Medicare Advantage Growth and Retention

In 2018, Medicare enrollment at Highmark was slipping. Not a little, but enough to raise alarms. Customer churn was up. Retention was down to 85 percent. Every new member cost 800 dollars to acquire.

The member portal was dated. Agents were stuck using static PDFs and spreadsheets to explain complex plans over the phone. Meanwhile, competitors had mobile-first tools and call centers that actually remembered who you were.

Instead of looking at this as a retention issue, I reframed it as a product issue. We weren’t failing to sell. We were failing to design for the people who mattered.

I started with customer interviews, CAHPS survey analysis, and hands-on sessions with agents. The pain was everywhere—duplicate data entry, no continuity between calls, unclear plan comparisons, and poor visibility into benefits.
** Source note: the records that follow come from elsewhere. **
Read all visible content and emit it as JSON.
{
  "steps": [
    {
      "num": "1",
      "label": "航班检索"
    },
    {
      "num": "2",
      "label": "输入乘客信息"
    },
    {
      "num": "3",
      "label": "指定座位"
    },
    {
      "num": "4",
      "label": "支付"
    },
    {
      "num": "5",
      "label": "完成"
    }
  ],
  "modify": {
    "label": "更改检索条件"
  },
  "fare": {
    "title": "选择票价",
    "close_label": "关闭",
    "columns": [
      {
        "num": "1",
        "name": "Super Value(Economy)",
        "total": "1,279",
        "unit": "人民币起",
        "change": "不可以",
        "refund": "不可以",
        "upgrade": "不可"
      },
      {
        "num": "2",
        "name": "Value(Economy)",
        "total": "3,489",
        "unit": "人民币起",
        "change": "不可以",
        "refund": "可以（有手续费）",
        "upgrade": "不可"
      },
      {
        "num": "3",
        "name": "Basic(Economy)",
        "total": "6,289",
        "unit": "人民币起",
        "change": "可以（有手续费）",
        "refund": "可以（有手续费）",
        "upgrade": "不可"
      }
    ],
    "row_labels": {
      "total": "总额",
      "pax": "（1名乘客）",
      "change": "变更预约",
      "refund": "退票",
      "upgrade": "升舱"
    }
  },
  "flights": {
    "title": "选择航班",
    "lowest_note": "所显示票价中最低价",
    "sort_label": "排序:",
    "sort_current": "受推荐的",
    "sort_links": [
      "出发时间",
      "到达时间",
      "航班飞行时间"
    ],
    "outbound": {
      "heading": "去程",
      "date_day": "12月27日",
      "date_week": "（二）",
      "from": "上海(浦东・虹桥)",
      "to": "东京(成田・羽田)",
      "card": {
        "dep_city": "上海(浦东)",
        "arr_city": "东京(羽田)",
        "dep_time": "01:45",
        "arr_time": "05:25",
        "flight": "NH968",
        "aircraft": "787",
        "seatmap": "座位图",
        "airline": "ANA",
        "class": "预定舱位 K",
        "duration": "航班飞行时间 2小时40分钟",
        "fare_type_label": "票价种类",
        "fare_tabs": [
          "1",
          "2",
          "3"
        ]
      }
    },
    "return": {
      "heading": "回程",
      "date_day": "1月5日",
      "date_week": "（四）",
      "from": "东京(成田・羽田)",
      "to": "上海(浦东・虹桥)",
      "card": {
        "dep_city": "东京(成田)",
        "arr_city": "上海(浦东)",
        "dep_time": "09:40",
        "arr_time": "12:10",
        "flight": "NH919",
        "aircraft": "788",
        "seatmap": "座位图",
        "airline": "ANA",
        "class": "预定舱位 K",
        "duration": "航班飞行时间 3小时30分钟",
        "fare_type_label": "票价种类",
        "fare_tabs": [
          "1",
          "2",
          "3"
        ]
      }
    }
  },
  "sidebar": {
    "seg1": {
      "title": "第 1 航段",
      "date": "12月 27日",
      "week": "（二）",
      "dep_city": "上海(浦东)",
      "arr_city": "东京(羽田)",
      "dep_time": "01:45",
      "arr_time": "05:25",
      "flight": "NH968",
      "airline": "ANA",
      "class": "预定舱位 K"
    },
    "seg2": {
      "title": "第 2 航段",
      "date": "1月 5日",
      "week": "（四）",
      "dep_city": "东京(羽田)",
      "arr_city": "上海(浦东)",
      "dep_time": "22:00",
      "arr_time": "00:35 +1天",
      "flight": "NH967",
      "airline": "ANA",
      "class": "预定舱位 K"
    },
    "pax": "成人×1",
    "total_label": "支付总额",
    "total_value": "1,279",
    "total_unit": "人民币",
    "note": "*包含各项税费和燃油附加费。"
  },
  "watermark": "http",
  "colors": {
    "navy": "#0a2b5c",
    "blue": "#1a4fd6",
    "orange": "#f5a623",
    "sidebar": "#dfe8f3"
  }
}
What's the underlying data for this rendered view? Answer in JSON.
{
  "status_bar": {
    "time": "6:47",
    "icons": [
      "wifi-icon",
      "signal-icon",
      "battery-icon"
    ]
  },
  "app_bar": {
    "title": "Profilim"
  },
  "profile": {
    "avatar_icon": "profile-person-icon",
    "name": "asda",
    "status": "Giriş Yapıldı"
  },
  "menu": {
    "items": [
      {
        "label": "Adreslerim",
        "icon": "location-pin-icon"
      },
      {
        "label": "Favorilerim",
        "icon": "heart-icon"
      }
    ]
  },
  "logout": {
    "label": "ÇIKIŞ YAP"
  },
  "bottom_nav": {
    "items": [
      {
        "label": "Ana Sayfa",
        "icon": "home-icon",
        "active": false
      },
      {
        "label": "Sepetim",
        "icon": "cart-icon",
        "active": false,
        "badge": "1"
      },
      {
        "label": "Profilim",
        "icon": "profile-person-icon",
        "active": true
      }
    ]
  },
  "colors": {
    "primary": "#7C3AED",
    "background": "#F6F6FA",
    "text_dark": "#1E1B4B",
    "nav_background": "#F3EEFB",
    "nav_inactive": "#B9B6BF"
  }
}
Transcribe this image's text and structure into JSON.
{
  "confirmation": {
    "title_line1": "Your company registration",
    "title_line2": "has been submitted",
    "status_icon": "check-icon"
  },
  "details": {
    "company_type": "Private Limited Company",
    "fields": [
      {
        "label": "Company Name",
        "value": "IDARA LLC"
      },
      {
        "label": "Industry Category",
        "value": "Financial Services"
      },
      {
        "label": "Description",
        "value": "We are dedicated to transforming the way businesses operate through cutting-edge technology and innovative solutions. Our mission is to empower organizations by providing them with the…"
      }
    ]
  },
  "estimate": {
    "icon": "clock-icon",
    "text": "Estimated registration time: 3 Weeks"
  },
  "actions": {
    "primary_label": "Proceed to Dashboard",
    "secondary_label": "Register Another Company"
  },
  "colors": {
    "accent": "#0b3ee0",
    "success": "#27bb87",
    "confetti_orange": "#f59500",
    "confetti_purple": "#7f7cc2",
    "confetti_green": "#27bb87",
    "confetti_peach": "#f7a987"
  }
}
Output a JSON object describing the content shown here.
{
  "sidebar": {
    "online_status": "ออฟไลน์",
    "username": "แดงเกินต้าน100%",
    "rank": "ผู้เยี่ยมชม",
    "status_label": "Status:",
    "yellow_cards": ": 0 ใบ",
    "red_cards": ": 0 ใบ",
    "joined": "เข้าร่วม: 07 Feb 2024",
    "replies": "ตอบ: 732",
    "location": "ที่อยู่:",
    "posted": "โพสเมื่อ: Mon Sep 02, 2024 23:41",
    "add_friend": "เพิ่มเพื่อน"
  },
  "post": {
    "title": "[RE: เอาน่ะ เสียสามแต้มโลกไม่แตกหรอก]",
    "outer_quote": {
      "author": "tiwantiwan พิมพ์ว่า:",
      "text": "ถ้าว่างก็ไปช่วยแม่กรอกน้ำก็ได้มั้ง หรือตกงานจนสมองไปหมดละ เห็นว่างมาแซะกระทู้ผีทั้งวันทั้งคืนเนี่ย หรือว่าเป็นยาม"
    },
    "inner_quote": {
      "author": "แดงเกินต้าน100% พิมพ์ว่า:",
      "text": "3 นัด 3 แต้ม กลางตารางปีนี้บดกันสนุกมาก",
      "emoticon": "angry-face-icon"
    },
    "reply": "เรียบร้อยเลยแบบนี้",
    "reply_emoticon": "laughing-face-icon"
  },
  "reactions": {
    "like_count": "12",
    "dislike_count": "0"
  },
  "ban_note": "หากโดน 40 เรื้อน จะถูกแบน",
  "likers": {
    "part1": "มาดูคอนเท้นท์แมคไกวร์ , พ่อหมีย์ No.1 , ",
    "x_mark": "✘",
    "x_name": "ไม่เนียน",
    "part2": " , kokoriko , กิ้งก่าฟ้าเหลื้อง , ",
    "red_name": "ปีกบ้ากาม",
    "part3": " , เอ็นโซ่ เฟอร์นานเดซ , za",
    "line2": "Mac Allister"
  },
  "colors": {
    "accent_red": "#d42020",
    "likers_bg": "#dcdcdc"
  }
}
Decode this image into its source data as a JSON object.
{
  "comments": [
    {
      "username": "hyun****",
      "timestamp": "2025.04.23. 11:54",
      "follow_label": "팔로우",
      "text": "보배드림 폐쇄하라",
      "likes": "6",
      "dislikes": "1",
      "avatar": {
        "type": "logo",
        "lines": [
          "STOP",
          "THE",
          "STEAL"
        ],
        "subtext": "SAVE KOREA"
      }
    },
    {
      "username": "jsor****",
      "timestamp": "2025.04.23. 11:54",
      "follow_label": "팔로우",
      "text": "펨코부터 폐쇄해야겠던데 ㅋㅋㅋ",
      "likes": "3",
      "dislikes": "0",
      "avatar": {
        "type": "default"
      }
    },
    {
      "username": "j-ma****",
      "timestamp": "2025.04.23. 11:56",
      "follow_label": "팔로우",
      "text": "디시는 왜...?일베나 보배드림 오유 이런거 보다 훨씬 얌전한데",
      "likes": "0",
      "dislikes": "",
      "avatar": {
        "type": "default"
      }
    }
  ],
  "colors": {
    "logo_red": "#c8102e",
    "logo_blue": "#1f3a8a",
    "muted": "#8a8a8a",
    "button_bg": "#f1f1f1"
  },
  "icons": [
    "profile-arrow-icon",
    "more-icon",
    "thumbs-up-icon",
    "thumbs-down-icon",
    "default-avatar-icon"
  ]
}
We built a centralized sales platform for agents that finally gave them leverage.

It tracked leads, surfaced the right plans, offered real-time quotes, and handled enrollment in one flow. We also introduced callback continuity so a patient didn’t have to reintroduce themselves five times.

On the member side, we rebuilt the portal, gave users real-time access to claims, benefits, and provider directories, and added tools for self-service navigation.

The results changed our trajectory. New member acquisition jumped thirty percent. Cost per acquisition dropped to 680 dollars, saving thirty-eight million.

Retention hit ninety-seven percent, far beyond industry benchmarks.

JD Power named Highmark the number one Medicare Advantage plan that year.

Two of our plans earned five-star CMS ratings for the first time. This wasn’t just about enrollment. We rebuilt trust through better tools.